O tema dominou as discussões com os analistas e investidores durante a apresentação sobre a operação. Essa parte das novidades não agradou. Alguns deixaram claro que havia expectativa de que a americanas inc poderia ser um veículo para explorar oportunidades na América Latina, por exemplo. Mas veio um balde de água fria. Como os donos do grupo são quem são — os investidores que exploraram a consolidação global do mundo das cervejas com a AB Inbev e ainda uniram Kraft e Haeinz — ficou uma certa frustração no ar.

A conclusão que predominou é que após anos e anos no aguardo da união entre Lojas Americas e B2W, a transação chegou , mas com um jeitão meio 'Brasil velho'. A holding migra para os Estados Unidos, o grupo ganha ares de modernidade, mas o objetivo final é tão somente garantir a manutenção do controle.

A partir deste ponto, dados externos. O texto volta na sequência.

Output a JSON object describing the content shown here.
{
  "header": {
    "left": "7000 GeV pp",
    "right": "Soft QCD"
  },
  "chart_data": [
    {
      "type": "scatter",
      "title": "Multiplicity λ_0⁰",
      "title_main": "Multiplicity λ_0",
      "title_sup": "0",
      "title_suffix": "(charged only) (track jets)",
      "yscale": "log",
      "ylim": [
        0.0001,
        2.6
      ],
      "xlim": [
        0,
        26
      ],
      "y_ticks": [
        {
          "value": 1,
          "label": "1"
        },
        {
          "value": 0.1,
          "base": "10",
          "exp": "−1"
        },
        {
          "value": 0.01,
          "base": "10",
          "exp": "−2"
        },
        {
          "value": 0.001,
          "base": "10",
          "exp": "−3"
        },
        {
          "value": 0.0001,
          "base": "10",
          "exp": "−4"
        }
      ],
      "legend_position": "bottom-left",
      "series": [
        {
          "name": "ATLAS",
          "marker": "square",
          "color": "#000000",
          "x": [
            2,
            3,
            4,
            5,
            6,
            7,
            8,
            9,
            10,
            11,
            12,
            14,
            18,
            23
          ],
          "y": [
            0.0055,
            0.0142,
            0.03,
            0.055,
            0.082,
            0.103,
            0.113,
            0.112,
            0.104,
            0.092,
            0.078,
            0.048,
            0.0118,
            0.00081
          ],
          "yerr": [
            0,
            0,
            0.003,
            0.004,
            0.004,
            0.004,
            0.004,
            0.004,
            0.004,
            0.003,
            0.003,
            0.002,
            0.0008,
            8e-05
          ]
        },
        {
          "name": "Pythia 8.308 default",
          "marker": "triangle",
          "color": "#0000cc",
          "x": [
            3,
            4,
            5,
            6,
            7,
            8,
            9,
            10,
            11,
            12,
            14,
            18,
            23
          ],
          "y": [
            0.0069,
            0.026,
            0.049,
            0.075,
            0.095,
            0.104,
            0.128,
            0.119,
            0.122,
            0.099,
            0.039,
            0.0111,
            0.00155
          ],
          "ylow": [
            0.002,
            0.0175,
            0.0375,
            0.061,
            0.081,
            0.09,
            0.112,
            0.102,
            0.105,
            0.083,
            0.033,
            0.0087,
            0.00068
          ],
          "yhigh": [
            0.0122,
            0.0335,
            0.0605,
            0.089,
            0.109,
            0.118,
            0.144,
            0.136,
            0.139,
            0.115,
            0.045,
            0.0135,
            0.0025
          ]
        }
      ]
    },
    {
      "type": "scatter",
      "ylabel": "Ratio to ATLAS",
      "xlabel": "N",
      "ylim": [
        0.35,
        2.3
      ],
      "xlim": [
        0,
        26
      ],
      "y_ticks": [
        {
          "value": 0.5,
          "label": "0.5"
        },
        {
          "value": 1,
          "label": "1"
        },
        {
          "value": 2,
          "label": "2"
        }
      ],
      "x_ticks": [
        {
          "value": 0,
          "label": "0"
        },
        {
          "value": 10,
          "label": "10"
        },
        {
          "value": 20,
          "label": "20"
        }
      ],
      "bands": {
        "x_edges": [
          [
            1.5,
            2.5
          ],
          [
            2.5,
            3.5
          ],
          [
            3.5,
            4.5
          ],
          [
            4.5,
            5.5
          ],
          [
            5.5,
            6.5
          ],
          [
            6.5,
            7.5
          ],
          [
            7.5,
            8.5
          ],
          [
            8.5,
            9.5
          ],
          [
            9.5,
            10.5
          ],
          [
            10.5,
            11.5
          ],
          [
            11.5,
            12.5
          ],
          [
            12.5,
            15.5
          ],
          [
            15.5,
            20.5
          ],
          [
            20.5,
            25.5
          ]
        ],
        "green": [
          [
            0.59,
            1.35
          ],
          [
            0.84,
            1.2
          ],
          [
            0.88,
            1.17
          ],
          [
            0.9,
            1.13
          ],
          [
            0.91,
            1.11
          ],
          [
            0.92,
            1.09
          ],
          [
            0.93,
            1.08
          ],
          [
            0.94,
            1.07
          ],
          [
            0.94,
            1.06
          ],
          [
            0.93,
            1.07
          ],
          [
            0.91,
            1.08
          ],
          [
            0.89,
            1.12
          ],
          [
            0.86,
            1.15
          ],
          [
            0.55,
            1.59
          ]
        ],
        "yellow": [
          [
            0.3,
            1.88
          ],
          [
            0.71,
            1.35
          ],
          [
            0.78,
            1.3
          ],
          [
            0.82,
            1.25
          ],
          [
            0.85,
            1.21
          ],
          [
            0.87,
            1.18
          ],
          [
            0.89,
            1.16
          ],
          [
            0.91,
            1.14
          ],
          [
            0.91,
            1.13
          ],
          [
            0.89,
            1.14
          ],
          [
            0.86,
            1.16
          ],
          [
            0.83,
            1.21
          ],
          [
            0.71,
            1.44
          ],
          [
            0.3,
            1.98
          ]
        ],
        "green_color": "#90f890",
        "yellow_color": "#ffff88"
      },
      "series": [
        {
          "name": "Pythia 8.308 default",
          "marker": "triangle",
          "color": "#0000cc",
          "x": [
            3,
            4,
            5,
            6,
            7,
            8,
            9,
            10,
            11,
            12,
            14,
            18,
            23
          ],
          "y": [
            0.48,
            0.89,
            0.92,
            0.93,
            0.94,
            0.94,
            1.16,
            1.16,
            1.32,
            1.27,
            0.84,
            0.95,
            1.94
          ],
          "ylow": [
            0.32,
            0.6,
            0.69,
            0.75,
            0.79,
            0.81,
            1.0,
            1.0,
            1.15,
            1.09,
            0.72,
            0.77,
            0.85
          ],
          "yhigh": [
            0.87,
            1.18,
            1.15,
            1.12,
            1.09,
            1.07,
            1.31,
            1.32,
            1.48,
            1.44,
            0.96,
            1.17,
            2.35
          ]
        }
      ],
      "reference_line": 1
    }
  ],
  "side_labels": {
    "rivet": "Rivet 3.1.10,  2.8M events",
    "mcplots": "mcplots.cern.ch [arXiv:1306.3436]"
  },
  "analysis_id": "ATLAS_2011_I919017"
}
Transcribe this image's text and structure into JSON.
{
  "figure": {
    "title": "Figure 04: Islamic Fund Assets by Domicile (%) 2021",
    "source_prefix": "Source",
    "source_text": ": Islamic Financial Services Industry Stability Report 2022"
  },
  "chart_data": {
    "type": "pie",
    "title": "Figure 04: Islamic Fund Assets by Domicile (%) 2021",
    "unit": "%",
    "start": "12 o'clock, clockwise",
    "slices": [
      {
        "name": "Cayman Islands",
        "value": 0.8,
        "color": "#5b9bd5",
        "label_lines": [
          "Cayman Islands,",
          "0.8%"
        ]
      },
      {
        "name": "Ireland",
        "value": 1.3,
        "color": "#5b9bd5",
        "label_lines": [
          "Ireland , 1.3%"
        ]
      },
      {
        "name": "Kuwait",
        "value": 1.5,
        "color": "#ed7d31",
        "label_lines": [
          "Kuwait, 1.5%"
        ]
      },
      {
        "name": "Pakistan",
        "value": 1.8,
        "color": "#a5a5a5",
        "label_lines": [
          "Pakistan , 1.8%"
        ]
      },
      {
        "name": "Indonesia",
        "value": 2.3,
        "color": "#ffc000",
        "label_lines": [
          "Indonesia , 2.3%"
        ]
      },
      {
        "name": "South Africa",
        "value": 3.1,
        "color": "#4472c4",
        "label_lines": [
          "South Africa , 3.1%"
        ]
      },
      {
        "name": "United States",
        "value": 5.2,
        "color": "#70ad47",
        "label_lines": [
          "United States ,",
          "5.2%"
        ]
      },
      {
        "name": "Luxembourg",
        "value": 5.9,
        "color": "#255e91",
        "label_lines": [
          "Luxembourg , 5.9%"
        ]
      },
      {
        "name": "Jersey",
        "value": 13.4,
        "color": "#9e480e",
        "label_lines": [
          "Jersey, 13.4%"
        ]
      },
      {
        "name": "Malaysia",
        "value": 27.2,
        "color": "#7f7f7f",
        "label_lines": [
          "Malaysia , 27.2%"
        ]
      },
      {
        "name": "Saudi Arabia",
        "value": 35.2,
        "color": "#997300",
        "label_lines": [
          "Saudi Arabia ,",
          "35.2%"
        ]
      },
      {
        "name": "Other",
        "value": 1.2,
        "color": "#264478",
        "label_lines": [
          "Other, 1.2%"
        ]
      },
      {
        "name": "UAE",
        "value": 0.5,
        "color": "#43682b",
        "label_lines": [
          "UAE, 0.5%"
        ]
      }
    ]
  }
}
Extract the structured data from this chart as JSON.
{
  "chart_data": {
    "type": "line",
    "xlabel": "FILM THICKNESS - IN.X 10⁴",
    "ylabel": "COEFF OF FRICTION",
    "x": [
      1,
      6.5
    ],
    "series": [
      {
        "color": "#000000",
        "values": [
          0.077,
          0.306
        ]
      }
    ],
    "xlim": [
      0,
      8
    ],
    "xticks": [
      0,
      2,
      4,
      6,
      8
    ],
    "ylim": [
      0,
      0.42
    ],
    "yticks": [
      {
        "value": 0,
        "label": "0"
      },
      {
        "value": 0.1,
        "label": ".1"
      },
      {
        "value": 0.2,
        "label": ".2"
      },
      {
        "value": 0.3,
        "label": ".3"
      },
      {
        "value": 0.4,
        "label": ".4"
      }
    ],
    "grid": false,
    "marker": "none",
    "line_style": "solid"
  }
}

Do lado operacional, houve uma visão positiva. Era um passo mais do que necessário, o que explica a valorização da B2W — combinado ao fato de que toda a mistura de ativos será feita a valores de mercado, sem sustos nessa etapa. Juntas, as companhias registraram um GMV, ou seja, vendas totais de R$ 40 bilhões no ano passado, com um Ebitda de R$ 3,3 bilhões. Desde de 1.999, quando o trio de ouro assumiu a operação, esses números significam multiplicar por 26 a receita e por 133 o Ebitda.

Mas, incomodou que por trás do discurso de Gutierrez ficou claro que o objetivo da listagem nos Estados Unidos é o espaço para alavancagem do controle. “Eu não sei se está claro para todo mundo o quanto nós valorizamos a cultura do dono”, disse o executivo em outro momento. Ele também frisou que a companhia acessou o mercado de dívida internacional pela primeira vez no ano passado e que a listagem fora do Brasil dará maior visibilidade e a expectativa de um custo menor.

O problema todo é que investidores já viram esse modelo antes. E não gostaram da aplicação, na época, e nem do resultado. Em 2007, o empresário Rubens Ometto criou a Cosan Limited e levou os papéis para a bolsa de Nova York, a Nyse. O objetivo era o mesmo. Ometto vislumbrava uma infinita oportunidade de consolidação e o mercado americano poderia lhe prover recursos sem ameaçar o controle do negócio.

A história que se viu não foi essa. A divisão das companhias listadas, apesar de uma única e mesma operação, acabou criando um desconto e uma desconfiança constante dos investidores. O dinheiro da holding americana veio uma só vez e a liquidez ficou dividida. Levou 13 anos, mas Ometto reverteu esse modelo e concentrou a liquidez no Brasil. Para isso, até mesmo aceitou abrir mão de ter ele próprio, em sua holding, a maioria do capital.

Gutierrez disse não acreditar que esse não será o destino do Universo Americanas. Os investidores de mercado, pelo que tudo indica, pensam um tanto diferente. É difícil projetar se o mercado de 2021 é o mesmo de 2007 para o quesito governança corporativa. E também existe espaço para que a história seja diferente dada a visibilidade internacional que os sócios do comando possuem. Mas a americanas inc terá de provar seu propósito e valor com o tempo.

Lá, em Nova York, com as ações supervotantes, é possível controlar os poderes político da companhia com cerca de 10% do capital total. Aqui, no Brasil, um acionista que queira se manter majoritário pode, no máximo, reduzir sua fatia a 25% do capital, mais uma ação, se adotar o modelo de preferenciais (Pode ser 17%, para empresas com capital formado antes da reforma da Lei das S.As., em 2001, mas isso é detalhe demais). No caso da B2W, listada no Novo Mercado, precisa mesmo de maioria absoluta do capital. Um limite cinco vezes maior, portanto.

Se alavancarem o controle da Lojas Americanas nos Estados Unidos, a futura americanas inc, os atuais donos da companhia manterão sempre o poder sobre a holding e mais os 14,4% diretamente das ações daquela que será a Amer. Com isso, somarão influência sobre 53,3% do capital da americanas operacional, essa sim, listada no Novo Mercado da B3. Mas, economicamente, eles podem reduzir sua fatia a pouco mais de 18%.

A mensagem que Gutierrez passou durante a teleconferência é que o grupo está pronto para brigar forte no Brasil. Recursos competitivos são interessantes nesse percurso. Será preciso ver como eles vão chegar.